NT2992 : Ravenscraig Doocot
taken 13 years ago, near to Kirkcaldy, Fife, Scotland

Doocot is the Scottish word for a dovecote; a pigeon is called a doo. Doos are semi-domesticated Rock Doves (Columba livia), the ancestors of the common feral pigeons found in towns.
In mediaeval and later times, it was difficult to provide winter fodder for cattle, so a significant proportion of cattle were slaughtered and the meat salted to preserve it, providing food in the form of salt beef. Chickens too tended to go off laying in winter.

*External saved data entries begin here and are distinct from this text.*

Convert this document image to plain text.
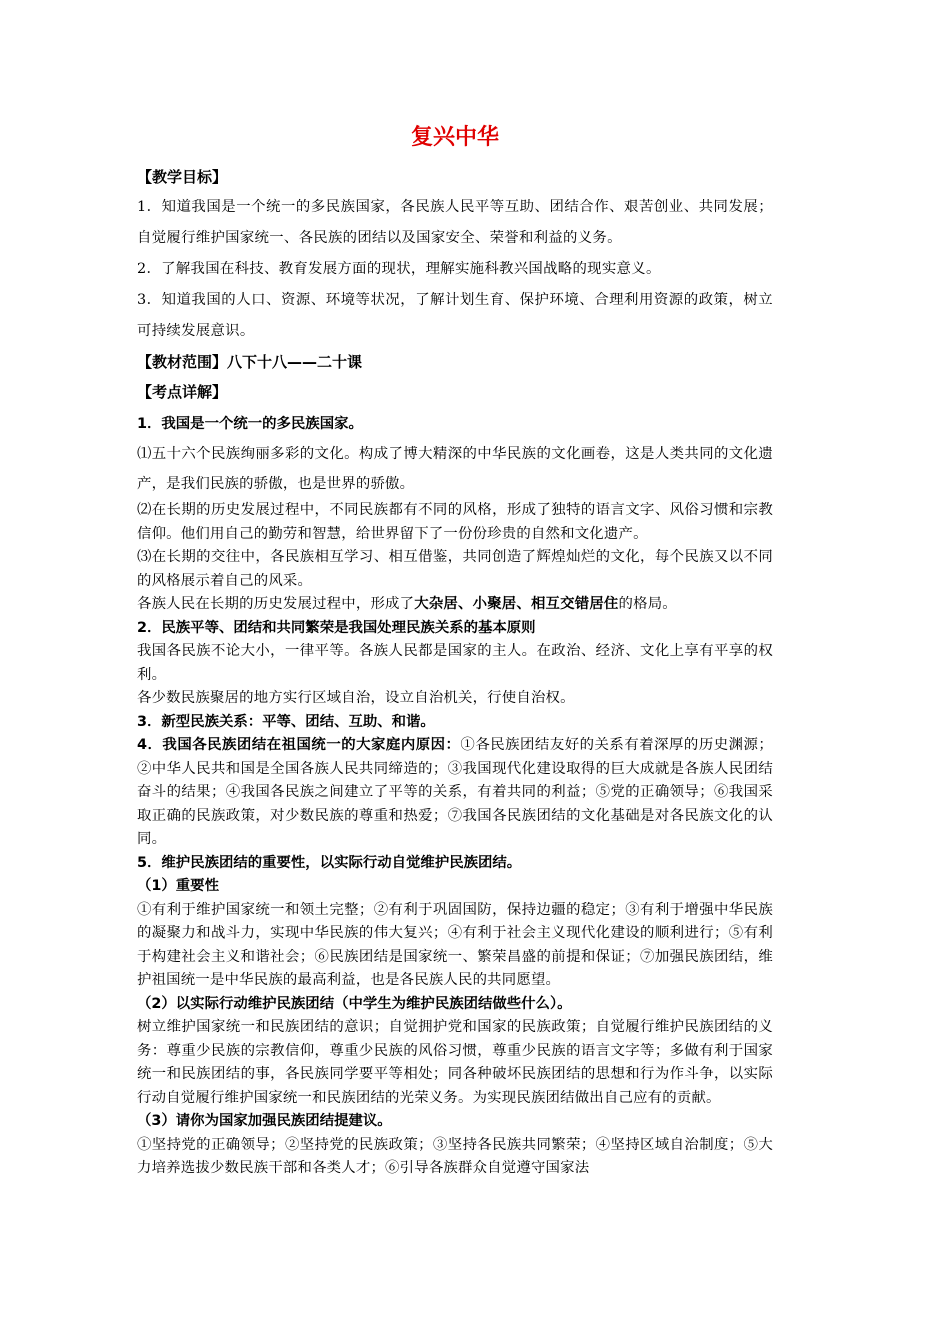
复兴中华

【教学目标】

1．知道我国是一个统一的多民族国家，各民族人民平等互助、团结合作、艰苦创业、共同发展；自觉履行维护国家统一、各民族的团结以及国家安全、荣誉和利益的义务。

2．了解我国在科技、教育发展方面的现状，理解实施科教兴国战略的现实意义。

3．知道我国的人口、资源、环境等状况，了解计划生育、保护环境、合理利用资源的政策，树立可持续发展意识。

【教材范围】八下十八——二十课

【考点详解】

1．我国是一个统一的多民族国家。

⑴五十六个民族绚丽多彩的文化。构成了博大精深的中华民族的文化画卷，这是人类共同的文化遗产，是我们民族的骄傲，也是世界的骄傲。

⑵在长期的历史发展过程中，不同民族都有不同的风格，形成了独特的语言文字、风俗习惯和宗教信仰。他们用自己的勤劳和智慧，给世界留下了一份份珍贵的自然和文化遗产。

⑶在长期的交往中，各民族相互学习、相互借鉴，共同创造了辉煌灿烂的文化，每个民族又以不同的风格展示着自己的风采。

各族人民在长期的历史发展过程中，形成了大杂居、小聚居、相互交错居住的格局。

2．民族平等、团结和共同繁荣是我国处理民族关系的基本原则

我国各民族不论大小，一律平等。各族人民都是国家的主人。在政治、经济、文化上享有平享的权利。

各少数民族聚居的地方实行区域自治，设立自治机关，行使自治权。

3．新型民族关系：平等、团结、互助、和谐。

4．我国各民族团结在祖国统一的大家庭内原因：①各民族团结友好的关系有着深厚的历史渊源；②中华人民共和国是全国各族人民共同缔造的；③我国现代化建设取得的巨大成就是各族人民团结奋斗的结果；④我国各民族之间建立了平等的关系，有着共同的利益；⑤党的正确领导；⑥我国采取正确的民族政策，对少数民族的尊重和热爱；⑦我国各民族团结的文化基础是对各民族文化的认同。

5．维护民族团结的重要性，以实际行动自觉维护民族团结。

（1）重要性

①有利于维护国家统一和领土完整；②有利于巩固国防，保持边疆的稳定；③有利于增强中华民族的凝聚力和战斗力，实现中华民族的伟大复兴；④有利于社会主义现代化建设的顺利进行；⑤有利于构建社会主义和谐社会；⑥民族团结是国家统一、繁荣昌盛的前提和保证；⑦加强民族团结，维护祖国统一是中华民族的最高利益，也是各民族人民的共同愿望。

（2）以实际行动维护民族团结（中学生为维护民族团结做些什么）。

树立维护国家统一和民族团结的意识；自觉拥护党和国家的民族政策；自觉履行维护民族团结的义务：尊重少民族的宗教信仰，尊重少民族的风俗习惯，尊重少民族的语言文字等；多做有利于国家统一和民族团结的事，各民族同学要平等相处；同各种破坏民族团结的思想和行为作斗争，以实际行动自觉履行维护国家统一和民族团结的光荣义务。为实现民族团结做出自己应有的贡献。

（3）请你为国家加强民族团结提建议。

①坚持党的正确领导；②坚持党的民族政策；③坚持各民族共同繁荣；④坚持区域自治制度；⑤大力培养选拔少数民族干部和各类人才；⑥引导各族群众自觉遵守国家法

Doos, however, survive all year round, and can breed at any time of year, and they like to nest in holes in dark places like caves. In order to exploit this, doocots were built so that the eggs and birds could be easily harvested for fresh food in winter. Young doos, called 'peesers', were harvested when they were about four weeks old, usually in the morning when the parent birds were out feeding.
The walls inside a doocot are lined with stone nest boxes, open at the front. It is from these that the word 'pigeonhole' is derived, of course. A doocot was also equipped with ladders to give access to the holes for harvesting.
Not everyone could build a doocot, however. It was recognised that the birds would feed on crops, so in 1617 a law was enacted stipulating that doocots must not be built less than two miles from the boundary of the estate, the logic being that the doos would then feed on ground belonging to the owner of the doocot, rather than raiding his neighbours' land. The snag was that of course the doos fed on his tenants' land. Thus in practice only the owner or tenant of a large property could build one, so when you see a doocot you know that it was a fairly large estate or farm.
Doocots come in various shapes and sizes, the commonest being rectangular buildings with a single sloping roof, called lectern doocots. Also common are round doocots tapering towards the top. These are called beehive doocots.
Almost all doocots have a layer of flat stones protruding from the wall high up and right round the building. This is to prevent rats climbing the walls and gaining access through the holes in the roof used by the birds.
There was a belief that the destruction of a doocot would be followed within the year by the death of a family member.